= Wide-angle X-ray scattering =

Technique in X-ray crystallography

In X-ray crystallography, wide-angle X-ray scattering (WAXS) or wide-angle X-ray diffraction (WAXD) is the analysis of Bragg peaks scattered to wide angles, which (by Bragg's law) are caused by sub-nanometer-sized structures. It is an X-ray-diffraction method and commonly used to determine a range of information about crystalline materials. The term WAXS is commonly used in polymer sciences to differentiate it from SAXS but many scientists doing "WAXS" would describe the measurements as Bragg/X-ray/powder diffraction or crystallography.
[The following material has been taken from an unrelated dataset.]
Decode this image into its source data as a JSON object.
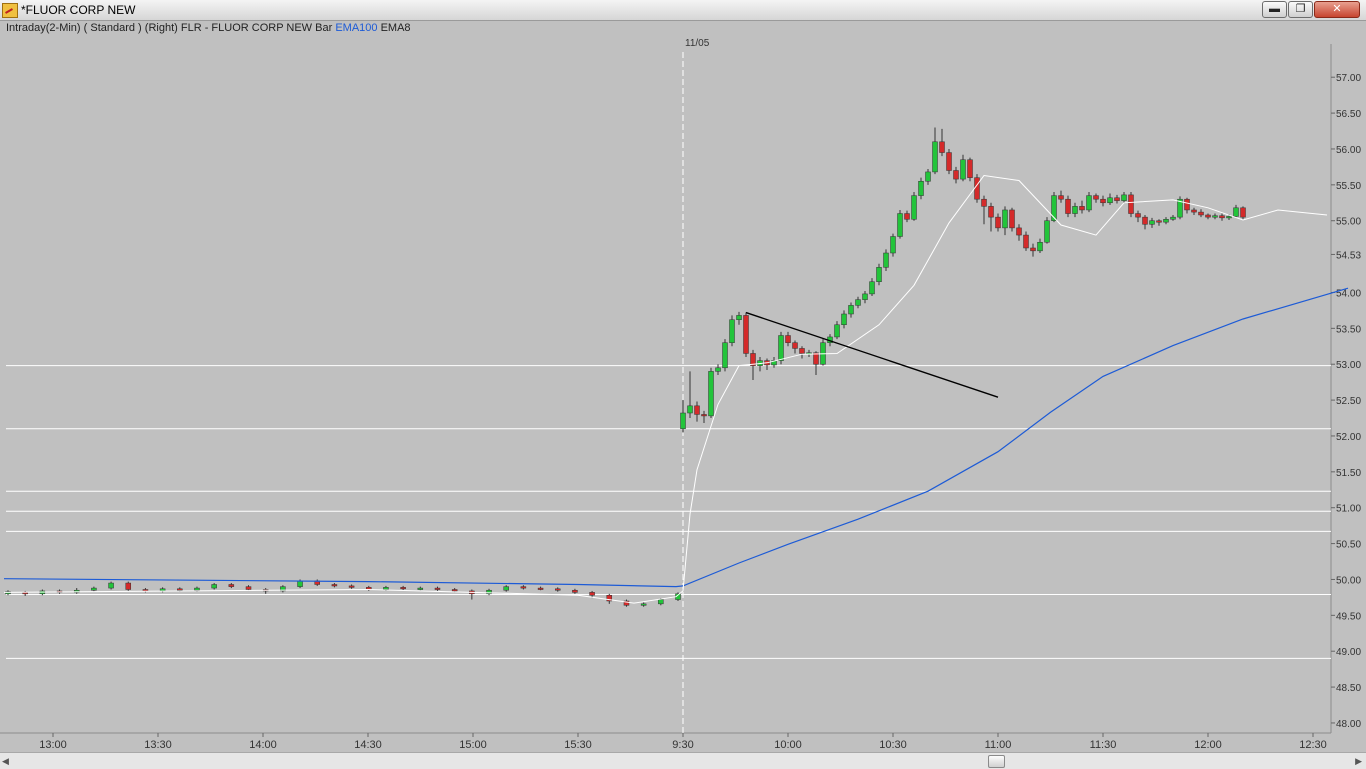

Wide-angle X-ray scattering is similar to small-angle X-ray scattering (SAXS) but the increasing angle between the sample and detector is probing smaller length scales. This requires samples to be more ordered/crystalline for information to be extracted. In a dedicated SAXS instrument the distance from sample to the detector is longer to increase angular resolution. Most diffractometers can be used to perform both WAXS and limited SAXS in a single run (small- and wide-angle scattering, SWAXS) by adding a beamstop/knife edge.

==Applications==
The WAXS technique is used to determine the degree of crystallinity of polymer samples. It can also be used to determine the chemical composition or phase composition of a film, the texture of a film (preferred alignment of crystallites), the crystallite size and presence of film stress. As with other diffraction methods, the sample is scanned in a wide-angle X-ray goniometer, and the scattering intensity is plotted as a function of the 2θ angle.

X-ray diffraction is a non destructive method of characterization of solid materials. When X-rays are directed at solids they scatter in predictable patterns based on the internal structure of the solid. A crystalline solid consists of regularly spaced atoms (electrons) that can be described by imaginary planes. The distance between these planes is called the d-spacing.

The intensity of the d-space pattern is directly proportional to the number of electrons (atoms) in the imaginary planes. Every crystalline solid has a unique pattern of d-spacings (known as the powder pattern), which is a fingerprint for that solid. Solids with the same chemical composition but different phases can be identified by their pattern of d-spacings.